On the other hand, DirectX uses row vectors and ends up with the much more natural: result = input * local_to_object * object_to_world
. Your input is in local space, it gets transformed into object space before finally ending up in world space. Clean, clear, and readable. If you instead multiply the two matrices together on their own, you get the clear local_to_world = local_to_object * object_to_world
instead of the awkward local_to_world = object_to_world * local_to_object
you would get with OpenGL and column vectors.
At the end of the day, which way you choose largely boils down to a personal choice (or whatever library you use for rendering) as I don’t think there’s a big performance difference between the two on modern hardware. For ACL, all its output data is in local space and although we evaluate the error in world space internally, this is entirely transparent to the client application and it is free to use either convention.
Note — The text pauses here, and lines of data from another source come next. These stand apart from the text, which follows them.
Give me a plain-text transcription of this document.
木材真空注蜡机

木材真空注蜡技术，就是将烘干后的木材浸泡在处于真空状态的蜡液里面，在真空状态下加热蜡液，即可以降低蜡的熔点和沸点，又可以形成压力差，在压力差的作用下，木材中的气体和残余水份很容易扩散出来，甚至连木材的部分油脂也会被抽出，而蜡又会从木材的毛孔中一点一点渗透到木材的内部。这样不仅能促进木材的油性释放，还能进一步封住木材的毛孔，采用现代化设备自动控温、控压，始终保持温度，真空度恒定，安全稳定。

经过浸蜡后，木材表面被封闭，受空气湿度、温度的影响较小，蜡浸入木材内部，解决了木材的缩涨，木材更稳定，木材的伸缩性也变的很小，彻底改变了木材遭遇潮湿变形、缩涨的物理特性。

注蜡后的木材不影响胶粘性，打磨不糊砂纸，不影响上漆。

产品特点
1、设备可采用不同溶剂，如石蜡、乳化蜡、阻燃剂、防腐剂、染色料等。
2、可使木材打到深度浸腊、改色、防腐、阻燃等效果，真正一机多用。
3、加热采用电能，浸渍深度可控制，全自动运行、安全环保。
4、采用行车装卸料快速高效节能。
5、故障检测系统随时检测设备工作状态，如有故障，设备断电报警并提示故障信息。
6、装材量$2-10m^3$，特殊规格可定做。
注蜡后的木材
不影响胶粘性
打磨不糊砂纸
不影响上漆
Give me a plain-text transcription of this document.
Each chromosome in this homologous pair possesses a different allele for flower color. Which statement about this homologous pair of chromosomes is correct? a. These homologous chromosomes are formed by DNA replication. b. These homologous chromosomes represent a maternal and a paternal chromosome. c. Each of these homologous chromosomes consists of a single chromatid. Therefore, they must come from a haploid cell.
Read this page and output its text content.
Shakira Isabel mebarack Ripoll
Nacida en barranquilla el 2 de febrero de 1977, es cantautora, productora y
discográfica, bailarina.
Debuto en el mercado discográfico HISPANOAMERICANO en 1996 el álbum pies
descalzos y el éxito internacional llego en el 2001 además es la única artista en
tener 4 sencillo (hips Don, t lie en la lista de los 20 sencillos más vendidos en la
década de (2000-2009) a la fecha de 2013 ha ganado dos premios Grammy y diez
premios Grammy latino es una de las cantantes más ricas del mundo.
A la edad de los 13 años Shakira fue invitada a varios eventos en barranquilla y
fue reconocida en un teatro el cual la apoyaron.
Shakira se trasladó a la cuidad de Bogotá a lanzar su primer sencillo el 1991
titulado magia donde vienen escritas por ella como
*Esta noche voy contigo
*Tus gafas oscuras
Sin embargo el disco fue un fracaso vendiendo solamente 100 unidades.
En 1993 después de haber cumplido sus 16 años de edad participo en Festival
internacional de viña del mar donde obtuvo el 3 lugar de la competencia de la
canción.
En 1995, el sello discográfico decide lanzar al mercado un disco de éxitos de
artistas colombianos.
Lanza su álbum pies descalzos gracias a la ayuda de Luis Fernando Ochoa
Library | Multiplication Style |
---|---|
Realtime Math | DirectX |
MathFu | OpenGL |
vectorial | OpenGL |
VectorialPlusPlus | OpenGL |
CGLM | OpenGL |
GLM | OpenGL |
ILMBase | OpenGL |
DirectX Math | DirectX |
Unreal Engine 4 | DirectX |
Conclusion
Ultimately, which math library you choose for a particular project boils down to a matter of personal preference to a large extent. For the vast majority of the code you’ll write, the performance and code generation is likely to be very close if not identical. Two years ago, I knew regardless of which option I picked I would have to do a lot of work to add what was missing. This greatly motivated me to just start from scratch as many middleware do and I do not regret the experience or results.
My top two favorite libraries are Realtime Math and DirectX Math. Both are quite similar today although DirectX Math wasn’t quite as attractive when I started.
Next steps
Over the next few days I will populate various issues on GitHub to document things that are missing or that could benefit from some love.
A core part that is partially missing at the moment is the quantization and packing logic that ACL already contains. I have not migrated that code yet in large part because I am not sure how to best expose it in a clean and consistent API. I do believe it belongs in RTM where everyone can benefit from it.
ACL does not yet use RTM but that migration is planned for ACL v2.0.